Opponents of the National Woman's Suffrage Association, and of women's rights in general, used the incident against the movement as proof that these women and what they stood for was immoral. Meanwhile, Mr. Tilton sued Victoria for libel, bringing her political campaigning to an end. She was jailed, but since the story was completely true, the charges were inevitably cleared. The election was over by then, and Victoria had lost most of her support.

After her campaign failed, she gave up on her "destiny," but continued to lecture on it, even claiming she had been Theodore Tilton's lover. Eventually, she married a rich Englishman and moved to England with him and her sister, and perhaps her two ex-husbands came along as well. Not much is known about her after she left the United States. She died in 1927, almost 90 years old, forgotten by the feminist movement.

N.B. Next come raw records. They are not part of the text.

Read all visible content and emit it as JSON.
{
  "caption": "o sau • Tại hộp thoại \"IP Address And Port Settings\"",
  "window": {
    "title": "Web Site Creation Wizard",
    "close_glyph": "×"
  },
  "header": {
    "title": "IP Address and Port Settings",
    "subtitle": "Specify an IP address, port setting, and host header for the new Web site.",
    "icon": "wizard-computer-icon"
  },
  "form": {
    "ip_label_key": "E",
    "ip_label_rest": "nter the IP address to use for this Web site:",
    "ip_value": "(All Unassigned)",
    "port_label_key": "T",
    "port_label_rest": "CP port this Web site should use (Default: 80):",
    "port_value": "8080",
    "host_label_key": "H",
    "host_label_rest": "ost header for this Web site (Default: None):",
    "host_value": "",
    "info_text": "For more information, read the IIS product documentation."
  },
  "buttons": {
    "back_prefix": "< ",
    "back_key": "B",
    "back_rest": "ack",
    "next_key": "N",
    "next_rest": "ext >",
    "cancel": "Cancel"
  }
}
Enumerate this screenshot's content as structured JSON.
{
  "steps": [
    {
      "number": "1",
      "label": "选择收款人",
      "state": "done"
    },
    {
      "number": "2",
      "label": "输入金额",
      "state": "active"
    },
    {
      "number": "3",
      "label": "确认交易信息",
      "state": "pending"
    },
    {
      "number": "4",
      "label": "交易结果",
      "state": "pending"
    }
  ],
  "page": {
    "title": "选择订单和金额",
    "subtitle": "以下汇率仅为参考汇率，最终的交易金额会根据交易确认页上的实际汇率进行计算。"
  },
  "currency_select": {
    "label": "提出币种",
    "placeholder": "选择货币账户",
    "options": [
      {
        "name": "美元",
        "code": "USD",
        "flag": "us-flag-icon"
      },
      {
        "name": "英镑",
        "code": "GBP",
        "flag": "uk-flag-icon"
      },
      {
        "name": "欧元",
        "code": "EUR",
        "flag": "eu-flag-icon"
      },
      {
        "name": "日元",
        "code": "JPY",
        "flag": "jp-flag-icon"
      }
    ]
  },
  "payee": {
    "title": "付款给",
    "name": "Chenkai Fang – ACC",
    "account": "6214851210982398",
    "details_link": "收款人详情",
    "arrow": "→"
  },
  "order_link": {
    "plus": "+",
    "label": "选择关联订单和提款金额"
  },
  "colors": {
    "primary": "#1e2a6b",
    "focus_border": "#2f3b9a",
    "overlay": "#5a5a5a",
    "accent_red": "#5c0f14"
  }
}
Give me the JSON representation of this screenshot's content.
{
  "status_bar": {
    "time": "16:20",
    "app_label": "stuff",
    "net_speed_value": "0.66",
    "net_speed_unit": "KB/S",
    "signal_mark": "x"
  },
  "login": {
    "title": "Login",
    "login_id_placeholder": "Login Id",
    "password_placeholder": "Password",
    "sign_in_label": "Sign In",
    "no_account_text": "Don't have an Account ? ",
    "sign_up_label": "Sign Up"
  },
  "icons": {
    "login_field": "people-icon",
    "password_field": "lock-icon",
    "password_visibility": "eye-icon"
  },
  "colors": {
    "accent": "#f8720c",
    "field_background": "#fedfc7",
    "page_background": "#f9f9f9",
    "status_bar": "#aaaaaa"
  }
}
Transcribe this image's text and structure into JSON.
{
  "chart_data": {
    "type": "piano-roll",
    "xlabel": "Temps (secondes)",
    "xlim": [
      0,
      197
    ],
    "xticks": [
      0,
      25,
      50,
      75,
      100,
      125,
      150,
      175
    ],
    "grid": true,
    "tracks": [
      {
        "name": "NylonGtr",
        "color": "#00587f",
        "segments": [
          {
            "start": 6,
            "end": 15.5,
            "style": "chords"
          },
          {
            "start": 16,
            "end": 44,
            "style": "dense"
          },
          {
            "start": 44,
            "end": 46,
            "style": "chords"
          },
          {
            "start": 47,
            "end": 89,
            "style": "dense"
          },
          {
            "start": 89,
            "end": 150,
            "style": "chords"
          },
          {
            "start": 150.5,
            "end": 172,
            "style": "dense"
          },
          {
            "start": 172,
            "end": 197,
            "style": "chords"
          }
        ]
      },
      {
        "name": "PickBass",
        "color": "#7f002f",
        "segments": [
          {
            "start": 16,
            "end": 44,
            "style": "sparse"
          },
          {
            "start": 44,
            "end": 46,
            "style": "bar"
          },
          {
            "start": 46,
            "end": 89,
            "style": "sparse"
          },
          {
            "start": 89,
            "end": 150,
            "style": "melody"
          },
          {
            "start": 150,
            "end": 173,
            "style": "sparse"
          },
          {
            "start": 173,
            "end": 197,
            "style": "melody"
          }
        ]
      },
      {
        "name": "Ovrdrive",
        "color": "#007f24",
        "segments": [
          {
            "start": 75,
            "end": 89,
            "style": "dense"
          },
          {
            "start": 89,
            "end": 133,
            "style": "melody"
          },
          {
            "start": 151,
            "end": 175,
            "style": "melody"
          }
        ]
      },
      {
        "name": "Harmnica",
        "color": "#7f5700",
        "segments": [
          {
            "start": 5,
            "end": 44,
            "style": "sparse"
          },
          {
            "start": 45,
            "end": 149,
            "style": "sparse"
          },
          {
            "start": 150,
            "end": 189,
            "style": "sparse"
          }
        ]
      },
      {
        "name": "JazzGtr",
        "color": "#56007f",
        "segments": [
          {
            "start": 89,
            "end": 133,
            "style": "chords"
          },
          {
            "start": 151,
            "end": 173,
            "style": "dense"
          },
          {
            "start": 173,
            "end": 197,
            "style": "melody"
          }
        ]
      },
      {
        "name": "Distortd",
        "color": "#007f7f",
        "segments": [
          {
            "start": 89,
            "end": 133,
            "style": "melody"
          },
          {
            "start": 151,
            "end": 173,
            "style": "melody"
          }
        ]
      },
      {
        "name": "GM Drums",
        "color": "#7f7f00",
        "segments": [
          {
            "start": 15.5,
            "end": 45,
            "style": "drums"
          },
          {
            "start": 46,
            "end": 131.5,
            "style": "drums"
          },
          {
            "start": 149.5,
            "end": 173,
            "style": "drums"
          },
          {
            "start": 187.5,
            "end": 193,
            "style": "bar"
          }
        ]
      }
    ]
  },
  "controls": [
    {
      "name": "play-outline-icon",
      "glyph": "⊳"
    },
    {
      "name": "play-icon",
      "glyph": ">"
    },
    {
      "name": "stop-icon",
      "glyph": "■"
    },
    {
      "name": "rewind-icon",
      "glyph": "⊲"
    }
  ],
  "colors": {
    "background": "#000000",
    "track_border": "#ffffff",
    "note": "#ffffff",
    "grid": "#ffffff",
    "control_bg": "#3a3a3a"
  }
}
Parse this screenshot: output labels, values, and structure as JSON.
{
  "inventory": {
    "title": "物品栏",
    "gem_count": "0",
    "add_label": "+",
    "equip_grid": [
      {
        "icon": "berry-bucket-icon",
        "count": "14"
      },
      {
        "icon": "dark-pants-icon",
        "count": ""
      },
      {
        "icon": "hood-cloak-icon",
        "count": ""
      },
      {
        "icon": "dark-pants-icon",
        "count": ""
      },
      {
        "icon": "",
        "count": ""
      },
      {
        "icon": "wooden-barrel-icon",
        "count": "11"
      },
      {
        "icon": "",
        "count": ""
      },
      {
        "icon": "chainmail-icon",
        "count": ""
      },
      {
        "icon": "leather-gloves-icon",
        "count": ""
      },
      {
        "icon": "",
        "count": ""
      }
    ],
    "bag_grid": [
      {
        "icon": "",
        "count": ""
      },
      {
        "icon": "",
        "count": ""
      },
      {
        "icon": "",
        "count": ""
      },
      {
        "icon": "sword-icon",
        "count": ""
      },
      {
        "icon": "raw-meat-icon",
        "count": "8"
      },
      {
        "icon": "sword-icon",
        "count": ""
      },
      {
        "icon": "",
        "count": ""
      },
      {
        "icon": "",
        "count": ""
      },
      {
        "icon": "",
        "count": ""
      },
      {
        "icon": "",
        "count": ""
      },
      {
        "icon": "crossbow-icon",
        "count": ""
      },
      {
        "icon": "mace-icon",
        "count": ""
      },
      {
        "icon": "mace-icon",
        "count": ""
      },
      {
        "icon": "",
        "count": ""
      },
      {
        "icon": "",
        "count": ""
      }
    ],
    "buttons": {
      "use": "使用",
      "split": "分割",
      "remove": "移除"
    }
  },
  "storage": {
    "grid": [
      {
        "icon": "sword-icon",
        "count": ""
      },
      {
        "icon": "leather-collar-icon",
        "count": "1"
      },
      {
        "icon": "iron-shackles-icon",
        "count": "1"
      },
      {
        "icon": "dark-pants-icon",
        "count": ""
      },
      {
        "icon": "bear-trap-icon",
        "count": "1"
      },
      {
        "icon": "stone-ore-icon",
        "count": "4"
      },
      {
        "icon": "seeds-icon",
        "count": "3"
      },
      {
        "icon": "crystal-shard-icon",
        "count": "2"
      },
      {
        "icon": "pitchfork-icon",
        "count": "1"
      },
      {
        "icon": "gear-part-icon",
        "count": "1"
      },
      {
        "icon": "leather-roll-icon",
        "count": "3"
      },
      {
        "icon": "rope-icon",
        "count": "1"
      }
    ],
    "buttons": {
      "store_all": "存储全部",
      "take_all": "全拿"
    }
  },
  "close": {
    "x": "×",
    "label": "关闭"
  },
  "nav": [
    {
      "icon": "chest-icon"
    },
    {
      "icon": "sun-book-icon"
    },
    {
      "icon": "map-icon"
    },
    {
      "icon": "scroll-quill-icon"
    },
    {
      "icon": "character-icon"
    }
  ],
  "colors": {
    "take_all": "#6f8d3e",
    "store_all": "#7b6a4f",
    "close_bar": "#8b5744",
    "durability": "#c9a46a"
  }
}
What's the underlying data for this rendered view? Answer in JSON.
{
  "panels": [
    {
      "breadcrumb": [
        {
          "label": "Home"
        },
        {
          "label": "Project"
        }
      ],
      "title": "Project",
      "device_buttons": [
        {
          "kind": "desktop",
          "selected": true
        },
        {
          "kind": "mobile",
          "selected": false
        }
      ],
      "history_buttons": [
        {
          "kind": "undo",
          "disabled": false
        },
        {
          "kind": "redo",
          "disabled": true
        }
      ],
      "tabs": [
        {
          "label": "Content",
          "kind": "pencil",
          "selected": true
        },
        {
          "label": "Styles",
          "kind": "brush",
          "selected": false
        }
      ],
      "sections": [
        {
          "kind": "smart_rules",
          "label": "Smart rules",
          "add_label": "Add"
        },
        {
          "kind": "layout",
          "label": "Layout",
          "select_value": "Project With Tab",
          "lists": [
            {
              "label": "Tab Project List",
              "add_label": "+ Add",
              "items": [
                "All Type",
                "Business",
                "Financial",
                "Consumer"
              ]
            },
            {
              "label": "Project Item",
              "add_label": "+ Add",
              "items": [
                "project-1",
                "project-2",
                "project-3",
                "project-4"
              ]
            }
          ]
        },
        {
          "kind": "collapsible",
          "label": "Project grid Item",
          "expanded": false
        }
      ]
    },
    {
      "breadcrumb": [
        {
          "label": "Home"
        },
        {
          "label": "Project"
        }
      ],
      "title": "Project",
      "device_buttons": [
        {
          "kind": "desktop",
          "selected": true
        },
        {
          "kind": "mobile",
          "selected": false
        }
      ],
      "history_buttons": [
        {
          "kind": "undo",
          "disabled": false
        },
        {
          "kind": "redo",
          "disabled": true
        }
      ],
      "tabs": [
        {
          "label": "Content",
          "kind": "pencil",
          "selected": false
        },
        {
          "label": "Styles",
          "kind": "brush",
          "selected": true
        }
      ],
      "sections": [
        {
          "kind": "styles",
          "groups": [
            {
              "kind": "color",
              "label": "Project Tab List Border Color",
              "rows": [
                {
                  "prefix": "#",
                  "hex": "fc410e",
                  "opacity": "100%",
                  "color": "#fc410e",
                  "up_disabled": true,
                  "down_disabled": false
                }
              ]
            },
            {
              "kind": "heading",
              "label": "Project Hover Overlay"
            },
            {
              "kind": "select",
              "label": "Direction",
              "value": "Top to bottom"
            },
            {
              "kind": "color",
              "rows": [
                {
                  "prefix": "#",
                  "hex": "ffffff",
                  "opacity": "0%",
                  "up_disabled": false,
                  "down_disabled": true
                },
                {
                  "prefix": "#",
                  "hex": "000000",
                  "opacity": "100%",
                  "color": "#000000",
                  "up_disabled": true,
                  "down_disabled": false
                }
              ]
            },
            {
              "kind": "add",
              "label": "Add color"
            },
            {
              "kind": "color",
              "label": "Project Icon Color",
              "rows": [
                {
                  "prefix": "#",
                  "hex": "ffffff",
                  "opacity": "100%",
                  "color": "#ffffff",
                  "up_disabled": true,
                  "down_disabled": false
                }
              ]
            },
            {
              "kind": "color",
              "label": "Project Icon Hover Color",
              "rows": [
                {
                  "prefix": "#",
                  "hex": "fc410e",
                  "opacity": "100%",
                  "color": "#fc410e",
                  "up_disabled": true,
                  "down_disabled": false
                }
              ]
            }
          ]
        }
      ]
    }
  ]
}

Victoria's ideas were ahead of even the suffragettes, and she suffered criticism from them and everyone else. Her vision was of a free world where people did what they'd always been doing behind each other's backs out in the open.

The suffragettes eventually achieved their goal of the vote and many other rights for women. Victoria's ideas looked ahead even farther, to a myriad of social revolutions of the 20th century, and the sexual revolution of the 1960's. Many of her ideas are still just dreams, but the dream of being able to live like a man, in addition to having equal legal rights, has become common to many women.